Prime Minister Recep Tayyip Erdogan, who has dominated Turkish politics since his Islamic-rooted party came to power in 2002, is Tuesday expected to unveil his candidacy in Turkey's first direct presidential elections.
Erdogan is widely expected to win the August 10 polls, extending his over one decade-long rule to at least 2019 and making him the country's longest serving leader since the founder of modern Turkey, Mustafa Kemal Ataturk.
A top member of Erdogan's Justice and Development Party (AKP) -- expected to be its deputy leader Mehmet Ali Sahin -- is set to make the initial announcement at a glitzy ceremony at the Chamber of Commerce in Ankara followed by a speech from Erdogan himself.
Under party rules, the 60-year-old Erdogan cannot run for prime minister again when his term ends in 2015 so taking the presidency would secure his long term future in politics.
"We all believe he is the most suitable candidate" for the presidency, Deputy Prime Minister Besir Atalay told a television interview late Sunday.
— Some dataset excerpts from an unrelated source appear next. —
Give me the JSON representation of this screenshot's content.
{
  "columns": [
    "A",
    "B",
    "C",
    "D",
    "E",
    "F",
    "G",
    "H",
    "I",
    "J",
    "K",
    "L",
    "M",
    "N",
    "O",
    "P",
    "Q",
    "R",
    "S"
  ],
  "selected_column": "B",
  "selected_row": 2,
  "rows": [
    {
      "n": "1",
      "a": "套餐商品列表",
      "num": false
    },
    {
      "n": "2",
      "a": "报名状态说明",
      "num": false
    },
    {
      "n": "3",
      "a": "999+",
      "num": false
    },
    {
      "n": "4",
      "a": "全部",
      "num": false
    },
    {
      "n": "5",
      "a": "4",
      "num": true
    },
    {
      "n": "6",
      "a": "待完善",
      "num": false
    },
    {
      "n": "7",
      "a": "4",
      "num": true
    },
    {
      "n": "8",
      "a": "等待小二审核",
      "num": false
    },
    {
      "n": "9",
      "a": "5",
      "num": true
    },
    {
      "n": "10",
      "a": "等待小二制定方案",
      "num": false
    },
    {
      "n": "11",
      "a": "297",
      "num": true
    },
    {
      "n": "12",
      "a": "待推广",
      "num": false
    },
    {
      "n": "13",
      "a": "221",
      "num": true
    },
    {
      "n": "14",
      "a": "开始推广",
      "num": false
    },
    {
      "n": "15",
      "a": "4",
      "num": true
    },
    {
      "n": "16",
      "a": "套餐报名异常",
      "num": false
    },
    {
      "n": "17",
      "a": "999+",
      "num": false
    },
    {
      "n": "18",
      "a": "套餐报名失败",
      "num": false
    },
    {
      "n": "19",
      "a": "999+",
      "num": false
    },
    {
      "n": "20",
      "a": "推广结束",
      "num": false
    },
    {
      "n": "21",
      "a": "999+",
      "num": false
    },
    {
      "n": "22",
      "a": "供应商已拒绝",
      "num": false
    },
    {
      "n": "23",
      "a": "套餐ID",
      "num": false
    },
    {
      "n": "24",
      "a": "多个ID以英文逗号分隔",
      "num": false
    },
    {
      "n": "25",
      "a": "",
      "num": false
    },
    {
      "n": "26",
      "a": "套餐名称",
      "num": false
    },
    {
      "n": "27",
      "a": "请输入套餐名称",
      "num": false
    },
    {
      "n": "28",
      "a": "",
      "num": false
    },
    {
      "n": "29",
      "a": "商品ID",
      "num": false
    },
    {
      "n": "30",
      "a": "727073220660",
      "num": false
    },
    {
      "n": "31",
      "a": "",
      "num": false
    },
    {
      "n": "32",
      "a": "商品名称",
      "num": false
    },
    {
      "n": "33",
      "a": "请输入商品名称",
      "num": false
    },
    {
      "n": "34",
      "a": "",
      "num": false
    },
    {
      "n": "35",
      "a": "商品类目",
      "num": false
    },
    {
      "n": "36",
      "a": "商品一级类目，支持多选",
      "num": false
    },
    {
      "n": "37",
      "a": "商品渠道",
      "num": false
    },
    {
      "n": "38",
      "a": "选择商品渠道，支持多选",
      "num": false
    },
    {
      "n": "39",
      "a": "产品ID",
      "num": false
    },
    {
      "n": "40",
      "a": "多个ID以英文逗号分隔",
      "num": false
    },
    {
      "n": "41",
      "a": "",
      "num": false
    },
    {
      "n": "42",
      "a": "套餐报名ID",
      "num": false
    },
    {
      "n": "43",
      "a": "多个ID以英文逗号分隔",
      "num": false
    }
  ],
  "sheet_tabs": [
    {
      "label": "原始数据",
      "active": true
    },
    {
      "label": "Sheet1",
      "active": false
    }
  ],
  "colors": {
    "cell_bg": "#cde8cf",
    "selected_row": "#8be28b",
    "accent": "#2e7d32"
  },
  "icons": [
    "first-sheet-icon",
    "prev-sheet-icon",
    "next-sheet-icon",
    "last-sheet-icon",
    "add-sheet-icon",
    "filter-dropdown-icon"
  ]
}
Any remaining mystery about Erdogan's intentions were dispelled at the weekend when President Abdullah Gul, co-founder of the party, declared that he would not seek a second term.
The election on August 10 -- followed by a second round if required on August 24 -- will be the first time ever that Turks have directly elected their president. Previously, the president has been chosen by parliament.
Often dubbed Turkey's "Sultan", Erdogan, in power since 2003, has steered his Justice and Development Party (AKP) to successive election wins, notching up a bigger share of the vote each time.
Hailed by supporters as the man who brought stability to Turkey after years of rocky coalition governments and an economic meltdown, Erdogan has become an increasingly polarising figure, accused of being an authoritarian bent on imposing his religious values on the country.
His stature was badly bruised both at home and abroad over his handling of mass anti-government street protests that gripped the country last year and a torrent of audio recordings implicating him and his inner circle in alleged corruption.
This was compounded by his insensitively combative response to the Soma mine tragedy that killed 301 workers.
Despite the troubles, the premier retains a strong popularity particularly among rural Turks and a decisive victory in the March local elections showed the recent crises had done little harm to his stature.
The presidency has until now been a largely ceremonial role but Erdogan has said he would exercise its full powers if he is elected, indicating that he intends to remain Turkey's undisputed number one.
Erdogan is facing competition from two other candidates -- Ekmeleddin Ihsanoglu who is backed by the two main opposition parties and pro-Kurdish candidate Selahattin Demirtas.
A survey last week indicated that Erdogan would win outright in the first round with 55.2 percent of the vote against 35.8 percent for Ihsanoglu, an intellectual whose bookish image has none of the premier's charisma.
"If he runs he will win the elections -- probably already in the first round of the elections. There is no other candidate who can really challenge him." said Michael Meier of German think-tank the Friedrich-Ebert-Foundation.
But Erdogan has not left anything to chance and even before the candidacy was announced embarked on a major campaign of speeches as well as courting the votes of the Kurdish minority.